Not a bona fide "alogrithm", but a cute hack nevertheless that I once used in code that required taking an inverse square root millions of times (back when I was doing computational astrophysics) is found here:

http://en.wikipedia.org/wiki/Fast_inverse_square_root

It does use a few iterations of Newton's method, but only after some very, very clever trickery.

I remember naively using trial-and-error optimization to find a "magic number" that would come closest to a direct square root, though of course it was much slower (still faster than just called "sqrt" from math.h) and had a higher error than the above hack.

Solution 4:

I just noticed nobody's pointed out the following trick: to compute $1/\sqrt{n}$, Newton's method used to find a root of $f(y) = 1/y^2 - n$ gives the iteration

$$ y \leftarrow \frac{3y - ny^3}{2}$$

I believe that in some ranges, it is faster to compute an estimate of $\sqrt{n}$ by using Newton's method to first compute $1/\sqrt{n}$ then invert the answer than it is to use Newton's method directly.

It is likely faster to compute this as

$$ \frac{3y - ny^3}{2} = y - \frac{n y^2 - 1}{2}y$$

The point being that if $y$ is a good approximation of $1/\sqrt{n}$, then $n y^2 - 1$ is a good approximation of $0$, which reduces the amount of precision you need to keep around, and you can play tricks to speed up the calculation of a product if you already know many of its digits.

But it's possible you might be able to do even better by computing an approximation of both $x \sim \sqrt{n}$ and $y \sim 1/\sqrt{n}$ simultaneously. I haven't worked through the details.

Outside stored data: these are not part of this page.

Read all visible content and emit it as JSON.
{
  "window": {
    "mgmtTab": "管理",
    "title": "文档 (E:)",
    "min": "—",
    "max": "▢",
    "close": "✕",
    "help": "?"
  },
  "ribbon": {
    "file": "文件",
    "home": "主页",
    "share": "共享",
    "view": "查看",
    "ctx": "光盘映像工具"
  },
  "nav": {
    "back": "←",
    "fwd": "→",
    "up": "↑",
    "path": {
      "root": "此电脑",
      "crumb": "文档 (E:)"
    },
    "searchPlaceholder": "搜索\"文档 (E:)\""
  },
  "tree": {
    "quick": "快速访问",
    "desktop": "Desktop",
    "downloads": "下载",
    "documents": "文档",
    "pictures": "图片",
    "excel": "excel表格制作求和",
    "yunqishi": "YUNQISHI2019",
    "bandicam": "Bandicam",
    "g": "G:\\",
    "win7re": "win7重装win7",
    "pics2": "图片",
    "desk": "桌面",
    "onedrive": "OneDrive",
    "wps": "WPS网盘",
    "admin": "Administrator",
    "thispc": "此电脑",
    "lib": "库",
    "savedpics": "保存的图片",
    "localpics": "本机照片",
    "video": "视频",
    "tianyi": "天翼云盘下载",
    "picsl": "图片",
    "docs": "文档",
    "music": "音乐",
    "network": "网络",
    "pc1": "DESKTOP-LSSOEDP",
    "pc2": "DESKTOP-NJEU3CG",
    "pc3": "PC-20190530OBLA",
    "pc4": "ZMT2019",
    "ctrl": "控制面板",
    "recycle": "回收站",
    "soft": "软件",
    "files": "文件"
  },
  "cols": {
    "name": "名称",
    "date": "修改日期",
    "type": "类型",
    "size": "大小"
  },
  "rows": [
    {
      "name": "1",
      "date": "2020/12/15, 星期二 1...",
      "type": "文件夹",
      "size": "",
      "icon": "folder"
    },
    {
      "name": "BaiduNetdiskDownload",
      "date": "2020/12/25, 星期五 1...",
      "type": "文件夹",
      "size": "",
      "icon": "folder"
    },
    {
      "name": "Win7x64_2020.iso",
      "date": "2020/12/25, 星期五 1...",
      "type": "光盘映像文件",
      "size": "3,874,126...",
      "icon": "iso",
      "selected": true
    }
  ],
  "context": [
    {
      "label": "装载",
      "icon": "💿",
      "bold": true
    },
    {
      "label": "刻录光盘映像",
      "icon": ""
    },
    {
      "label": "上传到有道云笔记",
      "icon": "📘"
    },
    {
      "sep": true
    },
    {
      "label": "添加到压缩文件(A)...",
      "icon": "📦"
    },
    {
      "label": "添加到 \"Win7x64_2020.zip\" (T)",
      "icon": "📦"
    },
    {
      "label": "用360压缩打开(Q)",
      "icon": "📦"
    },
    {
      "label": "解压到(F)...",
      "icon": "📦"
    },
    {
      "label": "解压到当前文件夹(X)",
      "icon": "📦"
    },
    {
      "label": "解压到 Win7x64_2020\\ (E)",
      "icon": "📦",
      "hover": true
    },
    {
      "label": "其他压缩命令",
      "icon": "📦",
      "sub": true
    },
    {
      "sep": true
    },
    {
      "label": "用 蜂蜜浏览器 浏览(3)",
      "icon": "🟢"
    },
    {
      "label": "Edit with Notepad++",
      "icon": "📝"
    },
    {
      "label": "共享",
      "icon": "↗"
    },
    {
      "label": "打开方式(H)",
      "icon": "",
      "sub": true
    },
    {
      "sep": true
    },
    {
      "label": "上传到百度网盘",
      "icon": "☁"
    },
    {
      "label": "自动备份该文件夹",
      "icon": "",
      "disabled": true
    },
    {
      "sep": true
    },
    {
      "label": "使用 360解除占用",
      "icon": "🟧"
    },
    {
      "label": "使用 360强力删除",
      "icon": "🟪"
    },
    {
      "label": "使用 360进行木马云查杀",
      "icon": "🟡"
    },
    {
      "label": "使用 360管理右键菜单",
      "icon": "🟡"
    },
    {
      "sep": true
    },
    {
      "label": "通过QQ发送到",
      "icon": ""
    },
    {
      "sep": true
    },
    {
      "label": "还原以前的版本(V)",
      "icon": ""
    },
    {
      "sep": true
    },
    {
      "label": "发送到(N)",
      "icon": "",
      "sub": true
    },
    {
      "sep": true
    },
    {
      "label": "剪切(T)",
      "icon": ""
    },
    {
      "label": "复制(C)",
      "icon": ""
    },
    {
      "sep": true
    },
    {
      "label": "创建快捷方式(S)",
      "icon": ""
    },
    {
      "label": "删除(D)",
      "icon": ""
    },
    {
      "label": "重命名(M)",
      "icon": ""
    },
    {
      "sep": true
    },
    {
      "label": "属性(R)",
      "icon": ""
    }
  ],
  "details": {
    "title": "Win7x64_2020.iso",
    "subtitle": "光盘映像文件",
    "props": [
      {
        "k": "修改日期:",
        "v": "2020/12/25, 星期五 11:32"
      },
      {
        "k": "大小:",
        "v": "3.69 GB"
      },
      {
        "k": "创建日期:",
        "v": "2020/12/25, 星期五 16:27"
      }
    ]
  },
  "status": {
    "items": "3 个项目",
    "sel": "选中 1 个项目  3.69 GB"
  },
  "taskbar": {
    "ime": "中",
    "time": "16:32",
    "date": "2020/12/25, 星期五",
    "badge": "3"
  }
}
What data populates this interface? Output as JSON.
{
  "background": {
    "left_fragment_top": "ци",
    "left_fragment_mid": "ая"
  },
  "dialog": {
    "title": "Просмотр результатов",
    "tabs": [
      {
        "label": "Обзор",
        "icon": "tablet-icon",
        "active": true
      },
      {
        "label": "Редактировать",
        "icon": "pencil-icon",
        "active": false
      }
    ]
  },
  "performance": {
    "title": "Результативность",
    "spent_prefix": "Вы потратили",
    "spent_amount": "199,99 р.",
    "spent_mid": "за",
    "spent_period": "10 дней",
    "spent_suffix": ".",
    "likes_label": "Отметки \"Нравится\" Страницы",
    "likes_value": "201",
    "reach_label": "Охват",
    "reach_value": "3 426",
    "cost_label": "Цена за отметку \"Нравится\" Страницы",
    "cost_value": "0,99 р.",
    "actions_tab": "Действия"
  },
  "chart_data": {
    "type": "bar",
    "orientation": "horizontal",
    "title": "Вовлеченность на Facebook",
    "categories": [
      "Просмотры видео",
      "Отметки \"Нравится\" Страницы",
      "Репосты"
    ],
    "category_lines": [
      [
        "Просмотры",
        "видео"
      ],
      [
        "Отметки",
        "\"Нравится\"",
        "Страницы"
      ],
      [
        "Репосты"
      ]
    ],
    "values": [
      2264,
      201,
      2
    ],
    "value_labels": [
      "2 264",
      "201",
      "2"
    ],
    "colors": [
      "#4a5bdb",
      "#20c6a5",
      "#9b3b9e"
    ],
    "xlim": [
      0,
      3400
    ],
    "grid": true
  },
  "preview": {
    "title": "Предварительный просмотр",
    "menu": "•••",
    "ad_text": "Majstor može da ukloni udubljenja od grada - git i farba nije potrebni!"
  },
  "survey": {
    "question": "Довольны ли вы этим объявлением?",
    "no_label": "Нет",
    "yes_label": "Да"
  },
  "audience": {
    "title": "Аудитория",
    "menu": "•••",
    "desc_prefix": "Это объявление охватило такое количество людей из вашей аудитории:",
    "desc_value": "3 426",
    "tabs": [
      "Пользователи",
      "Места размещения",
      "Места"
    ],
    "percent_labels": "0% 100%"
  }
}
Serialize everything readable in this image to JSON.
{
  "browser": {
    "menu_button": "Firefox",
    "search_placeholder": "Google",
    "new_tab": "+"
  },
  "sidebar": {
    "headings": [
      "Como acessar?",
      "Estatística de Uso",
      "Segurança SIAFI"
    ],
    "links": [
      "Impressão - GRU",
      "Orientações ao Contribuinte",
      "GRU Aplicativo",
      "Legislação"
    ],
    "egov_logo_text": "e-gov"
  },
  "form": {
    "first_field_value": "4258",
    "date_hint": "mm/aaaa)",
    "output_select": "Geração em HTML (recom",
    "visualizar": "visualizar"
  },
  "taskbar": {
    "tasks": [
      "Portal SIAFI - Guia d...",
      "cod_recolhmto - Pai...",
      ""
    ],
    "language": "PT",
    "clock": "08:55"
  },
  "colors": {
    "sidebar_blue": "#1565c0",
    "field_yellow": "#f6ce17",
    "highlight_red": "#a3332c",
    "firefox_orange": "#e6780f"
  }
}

The reason to hope that this might work out is that a better update calculation for $x$ may be available because $ny \sim n/x$, and then a faster way to update $y$ based on $y \sim 1/x$ rather than $y \sim 1/\sqrt{n}$.

Solution 5:

In case you meant not the theoretical speed but the algorithm that runs the fastest on a computer, then it's the "quake 3" algorithm or one of its derivatives which, I believe, is implemented as the GCC's sqrt function at optimization levels 2 and 3. It's ironic that the determining factor here is a clever value and implementation of the initial condition rather than the actual iterative scheme. On my normal laptop it takes about 2.0e-09s to call sqrt with gcc -O2 or gcc -O3, which is about 2.8 times less than what the runner up, the standard implementation of sqrt gives.